Wow. I can get a little purple when I’m in hero-worship mode, can’t I? It’s okay, so can Ed Brubaker. Granted, he’s MUCH better at it than I am. The newsreel is replaced by a newsfeed, and an anchorwoman who vaguely looks like Meredith Vieira reads the update: Captain America has surrendered, the war over registration is finally over. She recaps the events of Civil War, then throws it over to their field correspondent, who is on the scene live, as Captain America is being marched (in chains!) to his arraignment. This amazes and infuriates me. Doesn’t ANYONE remember Jack Ruby? This has fiasco written all over it. Cap detractors and supporters alike have gathered, and the crowd grows every minute. Stuck in the middle, feeling like Abraham Zapruder, is Sharon Carter, agent of SHIELD, and Captain America’s one true love…


Suddenly, the perspective shifts to Sharon’s memory, thinking back to her childhood, watching old newsreel footage of Cap with her aunt Peggy (another retcon, as thirty years ago Peggy was Sharon’s SISTER, but the march of time doesn’t make that believable anymore), remembering how she met Steve as a young SHIELD agent. And SHIELD isn’t the only one with operatives on the scene, folks, because Sharon is being watched… by James Buchanan Barnes, Bucky to his pals. Bucky is livid that Captain America is being forced to make this “walk of shame,” and then he recalls what it was like to work with Cap, a great man who nonetheless considered Bucky a friend, and an equal. This writing is, quite frankly, pretty awesome, putting Captain America in both human and historical perspectives at once. The crowd surges when Captain America appears, and even the abundant security forces have trouble keeping order.
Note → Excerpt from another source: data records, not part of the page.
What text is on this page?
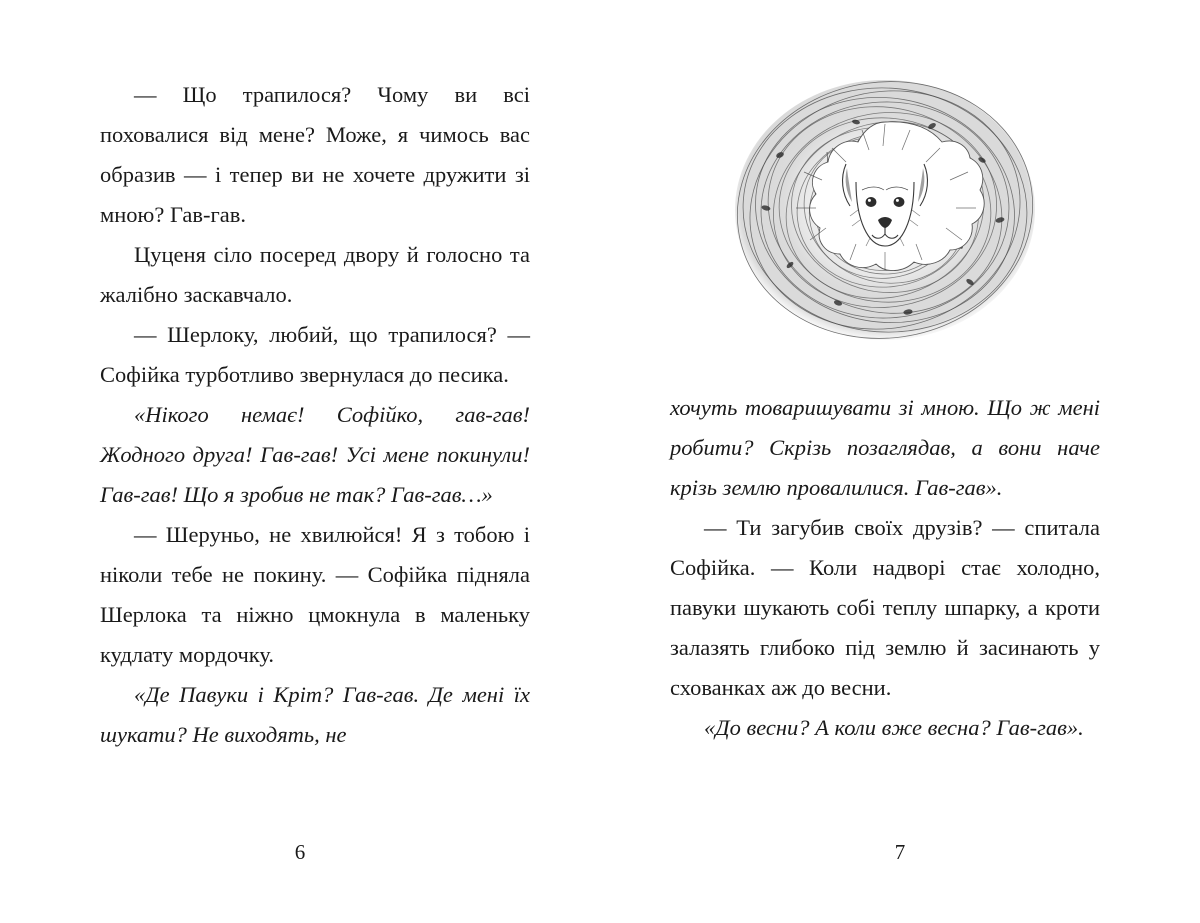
— Що трапилося? Чому ви всі поховалися від мене? Може, я чимось вас образив — і тепер ви не хочете дружити зі мною? Гав-гав.

Цуценя сіло посеред двору й голосно та жалібно заскавчало.

— Шерлоку, любий, що трапилося? — Софійка турботливо звернулася до песика.

«Нікого немає! Софійко, гав-гав! Жодного друга! Гав-гав! Усі мене покинули! Гав-гав! Що я зробив не так? Гав-гав…»

— Шеруньо, не хвилюйся! Я з тобою і ніколи тебе не покину. — Софійка підняла Шерлока та ніжно цмокнула в маленьку кудлату мордочку.

«Де Павуки і Кріт? Гав-гав. Де мені їх шукати? Не виходять, не

6

хочуть товаришувати зі мною. Що ж мені робити? Скрізь позаглядав, а вони наче крізь землю провалилися. Гав-гав».

— Ти загубив своїх друзів? — спитала Софійка. — Коли надворі стає холодно, павуки шукають собі теплу шпарку, а кроти залазять глибоко під землю й засинають у схованках аж до весни.

«До весни? А коли вже весна? Гав-гав».

7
Is it just me, or does Cap look a lot like George Eads of CSI here? And who IS that sniper, anyway? We’re not sure, but we find out who’s behind this horrifically bad idea of a public prisoner transfer: The Red Skull and Doctor Faustus, old-school Cap foes who define evil on a global scale.


One rifle wound in the shoulder… but someone IN THE CROWD follows up with three more bullets to the gut. I know NOTHING about security, nothing about tactics, nothing about strategy, and I can tell you this: THIS WAS NOT NECESSARY. If we take it entirely at face value, somebody in security royally #!@ed up. Red Skull’s influence notwithstanding, surely SOMEBODY in the government knew this was a disaster waiting to happen. If we look at it as a comic book reader (which is tough, because the entire issue is incredibly engrossing) it looks like enough of a setup to find several different ways out of what comes next…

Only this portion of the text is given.